Il presidente Emidio Deandri si sofferma in particolare sugli effetti del Decreto Legge 18 del 17 marzo scorso, il cosiddetto “CuraItalia”, sottolineando come la normativa consideri oggetto di rinvio anche le cause che interessano gli invalidi, gli infortunati e gli affetti da malattie professionali, creando così un inevitabile pregiudizio dei diritti dei più deboli, come i troppi malati oncologici del territorio e gli invalidi.

Il Decreto “CuraItalia”, infatti, non prevede (art. 83, mod. dall’art. 36 D.L. 23/20) nell’elencazione delle cause civili che devono essere comunque trattate in questo periodo, i ricorsi in materia previdenziale ed assistenziale. Queste ultime, aventi ad oggetto ad esempio il riconoscimento di indennizzo del danno biologico, di costituzione di rendita Inail, di concessione di indennità di accompagnamento, invalidità civile ed inerenti a tutte quelle questioni che reclamano una tutela rapida, verranno certamente rinviate in caso di mancata concessione del provvedimento d’urgenza rilasciato a discrezione del magistrato.

In tal senso il Presidente Anmil Emidio Deandri attende con fiducia l’emanazione di un protocollo delle udienze che attribuisca la doverosa attenzione ai diritti dei più deboli.

«A questa considerazione – sottolinea poi Emidio Deandri – si aggiunge un’altra problematica: l’impossibilità, segnalataci dai nostri consulenti legali, di notificare, nel periodo sino all’11 maggio, i ricorsi all’Inps mediante consegna dell’atto all’Ufficiale Giudiziario, un periodo in cui le notifiche a tali Istituti non possono essere inoltrate telematicamente difettando, nelle sedi provinciali pugliesi, un valido indirizzo di posta elettronica a cui ricevere le notificazioni».
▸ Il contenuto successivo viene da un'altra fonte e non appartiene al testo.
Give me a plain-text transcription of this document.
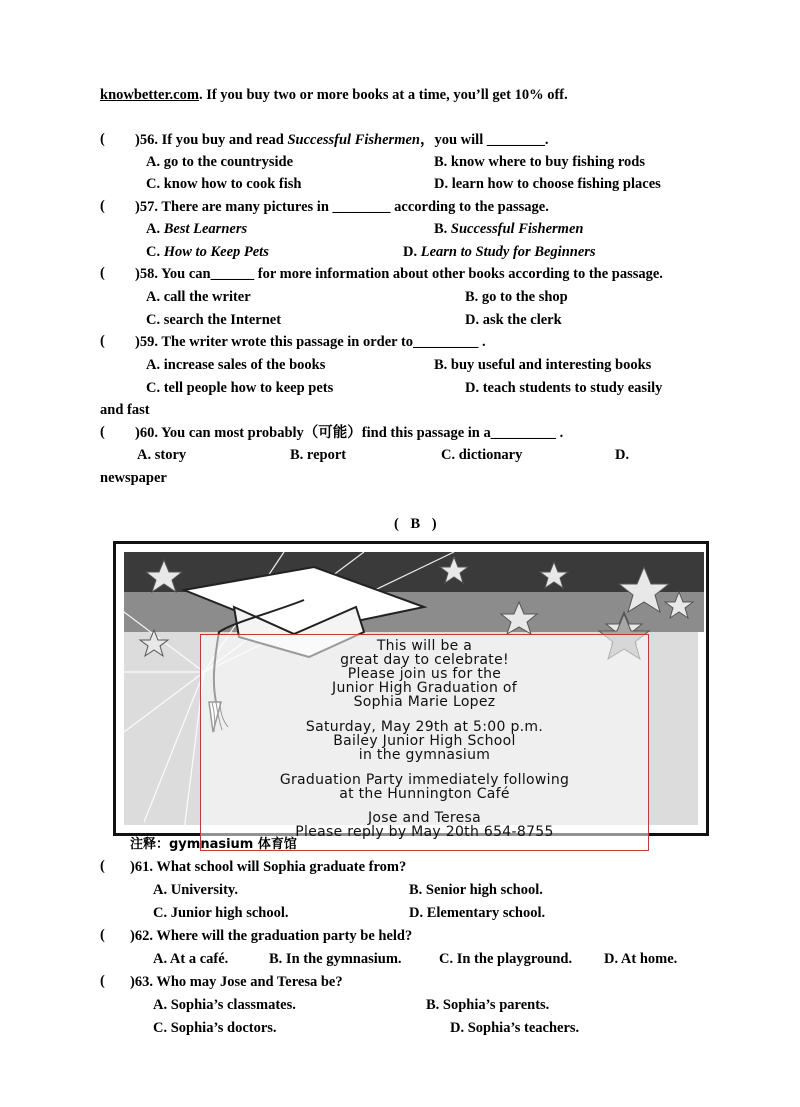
knowbetter.com. If you buy two or more books at a time, you’ll get 10% off.
( )56. If you buy and read Successful Fishermen，you will ________.
A. go to the countryside	B. know where to buy fishing rods
C. know how to cook fish	D. learn how to choose fishing places
( )57. There are many pictures in ________ according to the passage.
A. Best Learners	B. Successful Fishermen
C. How to Keep Pets	D. Learn to Study for Beginners
( )58. You can______ for more information about other books according to the passage.
A. call the writer	B. go to the shop
C. search the Internet	D. ask the clerk
( )59. The writer wrote this passage in order to_________ .
A. increase sales of the books	B. buy useful and interesting books
C. tell people how to keep pets	D. teach students to study easily
and fast
( )60. You can most probably（可能）find this passage in a_________ .
A. story	B. report	C. dictionary	D.
newspaper
( B )
This will be a
great day to celebrate!
Please join us for the
Junior High Graduation of
Sophia Marie Lopez
Saturday, May 29th at 5:00 p.m.
Bailey Junior High School
in the gymnasium
Graduation Party immediately following
at the Hunnington Café
Jose and Teresa
Please reply by May 20th 654-8755
注释：gymnasium 体育馆
( )61. What school will Sophia graduate from?
A. University.	B. Senior high school.
C. Junior high school.	D. Elementary school.
( )62. Where will the graduation party be held?
A. At a café.	B. In the gymnasium.	C. In the playground. D. At home.
( )63. Who may Jose and Teresa be?
A. Sophia’s classmates.	B. Sophia’s parents.
C. Sophia’s doctors.	D. Sophia’s teachers.
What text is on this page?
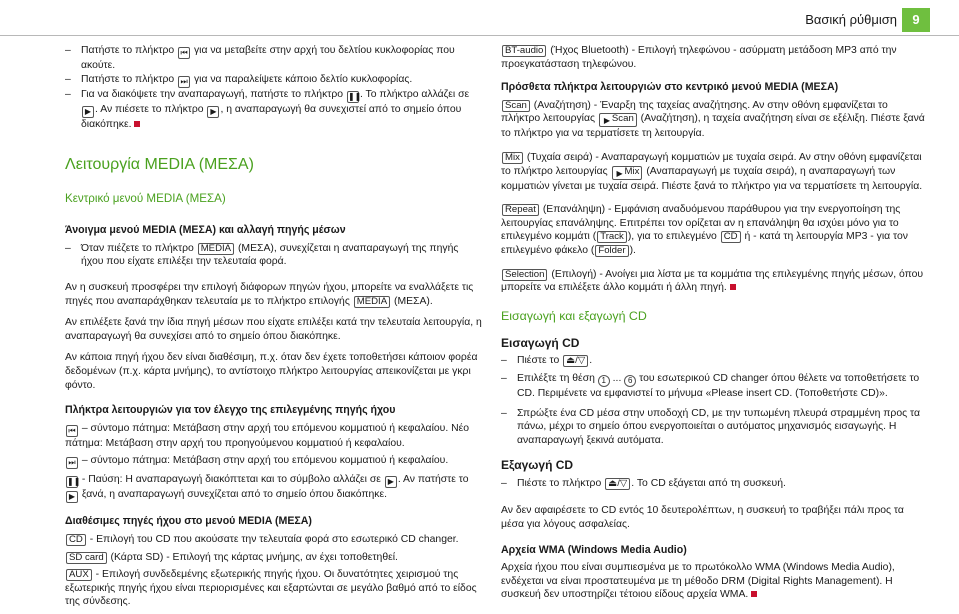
Βασική ρύθμιση	9

– Πατήστε το πλήκτρο ⏮ για να μεταβείτε στην αρχή του δελτίου κυκλοφορίας που ακούτε.

– Πατήστε το πλήκτρο ⏭ για να παραλείψετε κάποιο δελτίο κυκλοφορίας.

– Για να διακόψετε την αναπαραγωγή, πατήστε το πλήκτρο ❚❚. Το πλήκτρο αλλάζει σε ▶ . Αν πιέσετε το πλήκτρο ▶ , η αναπαραγωγή θα συνεχιστεί από το σημείο όπου διακόπηκε.

Λειτουργία MEDIA (ΜΕΣΑ)
Κεντρικό μενού MEDIA (ΜΕΣΑ)

Άνοιγμα μενού MEDIA (ΜΕΣΑ) και αλλαγή πηγής μέσων

– Όταν πιέζετε το πλήκτρο MEDIA (ΜΕΣΑ), συνεχίζεται η αναπαραγωγή της πηγής ήχου που είχατε επιλέξει την τελευταία φορά.

Αν η συσκευή προσφέρει την επιλογή διάφορων πηγών ήχου, μπορείτε να εναλλάξετε τις πηγές που αναπαράχθηκαν τελευταία με το πλήκτρο επιλογής MEDIA (ΜΕΣΑ).

Αν επιλέξετε ξανά την ίδια πηγή μέσων που είχατε επιλέξει κατά την τελευταία λειτουργία, η αναπαραγωγή θα συνεχίσει από το σημείο όπου διακόπηκε.

Αν κάποια πηγή ήχου δεν είναι διαθέσιμη, π.χ. όταν δεν έχετε τοποθετήσει κάποιον φορέα δεδομένων (π.χ. κάρτα μνήμης), το αντίστοιχο πλήκτρο λειτουργίας απεικονίζεται με γκρι φόντο.

Πλήκτρα λειτουργιών για τον έλεγχο της επιλεγμένης πηγής ήχου

⏮ – σύντομο πάτημα: Μετάβαση στην αρχή του επόμενου κομματιού ή κεφαλαίου. Νέο πάτημα: Μετάβαση στην αρχή του προηγούμενου κομματιού ή κεφαλαίου.

⏭ – σύντομο πάτημα: Μετάβαση στην αρχή του επόμενου κομματιού ή κεφαλαίου.

❚❚ - Παύση: Η αναπαραγωγή διακόπτεται και το σύμβολο αλλάζει σε ▶ . Αν πατήστε το ▶ ξανά, η αναπαραγωγή συνεχίζεται από το σημείο όπου διακόπηκε.

Διαθέσιμες πηγές ήχου στο μενού MEDIA (ΜΕΣΑ)

CD - Επιλογή του CD που ακούσατε την τελευταία φορά στο εσωτερικό CD changer.

SD card (Κάρτα SD) - Επιλογή της κάρτας μνήμης, αν έχει τοποθετηθεί.

AUX - Επιλογή συνδεδεμένης εξωτερικής πηγής ήχου. Οι δυνατότητες χειρισμού της εξωτερικής πηγής ήχου είναι περιορισμένες και εξαρτώνται σε μεγάλο βαθμό από το είδος της σύνδεσης.

BT-audio (Ήχος Bluetooth) - Επιλογή τηλεφώνου - ασύρματη μετάδοση MP3 από την προεγκατάσταση τηλεφώνου.

Πρόσθετα πλήκτρα λειτουργιών στο κεντρικό μενού MEDIA (ΜΕΣΑ)

Scan (Αναζήτηση) - Έναρξη της ταχείας αναζήτησης. Αν στην οθόνη εμφανίζεται το πλήκτρο λειτουργίας ▶ Scan (Αναζήτηση), η ταχεία αναζήτηση είναι σε εξέλιξη. Πιέστε ξανά το πλήκτρο για να τερματίσετε τη λειτουργία.

Mix (Τυχαία σειρά) - Αναπαραγωγή κομματιών με τυχαία σειρά. Αν στην οθόνη εμφανίζεται το πλήκτρο λειτουργίας ▶ Mix (Αναπαραγωγή με τυχαία σειρά), η αναπαραγωγή των κομματιών γίνεται με τυχαία σειρά. Πιέστε ξανά το πλήκτρο για να τερματίσετε τη λειτουργία.

Repeat (Επανάληψη) - Εμφάνιση αναδυόμενου παράθυρου για την ενεργοποίηση της λειτουργίας επανάληψης. Επιτρέπει τον ορίζεται αν η επανάληψη θα ισχύει μόνο για το επιλεγμένο κομμάτι ( Track ), για το επιλεγμένο CD ή - κατά τη λειτουργία MP3 - για τον επιλεγμένο φάκελο ( Folder ).

Selection (Επιλογή) - Ανοίγει μια λίστα με τα κομμάτια της επιλεγμένης πηγής μέσων, όπου μπορείτε να επιλέξετε άλλο κομμάτι ή άλλη πηγή.

Εισαγωγή και εξαγωγή CD

Εισαγωγή CD

– Πιέστε το ⏏/▽ .

– Επιλέξτε τη θέση 1 ... 6 του εσωτερικού CD changer όπου θέλετε να τοποθετήσετε το CD. Περιμένετε να εμφανιστεί το μήνυμα «Please insert CD. (Τοποθετήστε CD)».

– Σπρώξτε ένα CD μέσα στην υποδοχή CD, με την τυπωμένη πλευρά στραμμένη προς τα πάνω, μέχρι το σημείο όπου ενεργοποιείται ο αυτόματος μηχανισμός εισαγωγής. Η αναπαραγωγή ξεκινά αυτόματα.

Εξαγωγή CD

– Πιέστε το πλήκτρο ⏏/▽ . Το CD εξάγεται από τη συσκευή.

Αν δεν αφαιρέσετε το CD εντός 10 δευτερολέπτων, η συσκευή το τραβήξει πάλι προς τα μέσα για λόγους ασφαλείας.

Αρχεία WMA (Windows Media Audio)

Αρχεία ήχου που είναι συμπιεσμένα με το πρωτόκολλο WMA (Windows Media Audio), ενδέχεται να είναι προστατευμένα με τη μέθοδο DRM (Digital Rights Management). Η συσκευή δεν υποστηρίζει τέτοιου είδους αρχεία WMA.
Emidio Deandri conclude annunciando che «a fine di perseguire la tutela dei diritti degli Assistiti dell’Anmil Taranto, lo studio Legale Tritto & Tarricone redigerà una diffida all’Inps intimando all’Istituto previdenziale di adeguarsi alle disposizioni di legge in materia di notifica telematica (ex art. 16 comma 12 D.L. 179/12 conv. L 221/12)».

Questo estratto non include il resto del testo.